L'argument de CSM selon lequel ces documents ne peuvent servir à établir des faits en rapport avec l'objet de la vérification, tel qu'il est décrit dans la décision de la Commission du 6 décembre 1990, ne peut être retenu. Il ne ressort ni de l'article 14 du règlement n° 17 ni du texte de la décision susmentionnée de la Commission que l'obligation de cette entreprise de coopérer à la vérification est limitée aux documents qu'elle estime pertinents. Selon la jurisprudence constante de la Cour de justice, la Commission détermine en principe les documents d'affaires qui doivent lui être présentés et dont il convient le cas échéant de prendre des copies ou d'établir des extraits [affaires 155-79 (4 (AM & S) et 46-87 (5 (Hoechst), confirmées pour les demandes de renseignements prévues à l'article 11 du règlement n° 17 par l'affaire 374-87 (6 (Orkem)].

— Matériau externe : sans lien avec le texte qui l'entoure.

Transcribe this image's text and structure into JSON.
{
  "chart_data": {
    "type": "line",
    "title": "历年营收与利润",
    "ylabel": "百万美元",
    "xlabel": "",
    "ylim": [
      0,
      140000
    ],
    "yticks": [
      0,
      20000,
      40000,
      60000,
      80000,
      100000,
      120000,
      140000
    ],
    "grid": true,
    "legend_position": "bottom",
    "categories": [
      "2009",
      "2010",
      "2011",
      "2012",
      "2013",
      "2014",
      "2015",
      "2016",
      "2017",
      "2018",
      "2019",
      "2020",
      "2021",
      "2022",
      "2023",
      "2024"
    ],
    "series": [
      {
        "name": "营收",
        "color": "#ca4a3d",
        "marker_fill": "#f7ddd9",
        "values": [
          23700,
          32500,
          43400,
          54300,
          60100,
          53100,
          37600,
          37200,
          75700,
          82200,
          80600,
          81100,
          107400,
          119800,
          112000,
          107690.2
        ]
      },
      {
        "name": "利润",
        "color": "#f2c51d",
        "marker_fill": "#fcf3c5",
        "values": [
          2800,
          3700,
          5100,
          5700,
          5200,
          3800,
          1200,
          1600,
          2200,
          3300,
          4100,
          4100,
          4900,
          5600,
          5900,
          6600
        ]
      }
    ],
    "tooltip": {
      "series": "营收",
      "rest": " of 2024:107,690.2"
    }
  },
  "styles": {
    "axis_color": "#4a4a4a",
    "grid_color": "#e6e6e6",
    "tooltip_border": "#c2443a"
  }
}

CSM estime cependant que l'obligation de coopération des entreprises est limitée par l'objet et le but de la vérification tels qu'ils sont définis dans la décision de la Commission. CSM en conclut que c'est aux entreprises elles-mêmes de décider de la portée de leur obligation de coopération. Selon elle, ces deux affirmations sont confirmées par l'arrêt Hoechst.

La Commission ne conteste pas que c'est en premier lieu à l'entreprise elle-même d'établir ses droits si un litige apparaît au cours d'une vérification. La question qui se pose est de savoir comment une entreprise peut faire valoir ses droits. La réponse est que l'entreprise ne peut prendre en mains la défense de ses droits mais doit s'adresser au Tribunal de première instance des Communautés européennes qui a compétence exclusive pour contrôler les actes de la Commission en la matière.

Il est incontestable que les agents mandatés par la Commission pour des vérifications ne sont investis que des pouvoirs découlant de l'article 14 du règlement n° 17 et mentionnés dans la décision de vérification. Ces pouvoirs incluent également l'obligation de renoncer ou de mettre fin à l'examen de documents d'affaires qui n'ont, manifestement ou selon la conviction des agents de la Commission chargés de la vérification, aucun rapport avec l'objet de la vérification. En l'espèce, il ne s'agit néanmoins pas de tels documents. De même, la déclaration de CSM reprise au procès-verbal, par laquelle elle a justifié son refus de laisser prendre des copies, ne contient aucun élément permettant d'affirmer que les pièces en question n'ont manifestement aucun rapport avec l'objet de la vérification défini dans la décision du 6 décembre 1990. En effet, d'après la décision 82-895-CEE de la Commission (7 dans l'affaire UGAL/BNIC, l'échange d'informations sur l'achat des betteraves, qui sont un élément important du coût du produit fini, est susceptible de constituer une infraction aux règles de concurrence du traité CEE en ce qui concerne la commercialisation du sucre.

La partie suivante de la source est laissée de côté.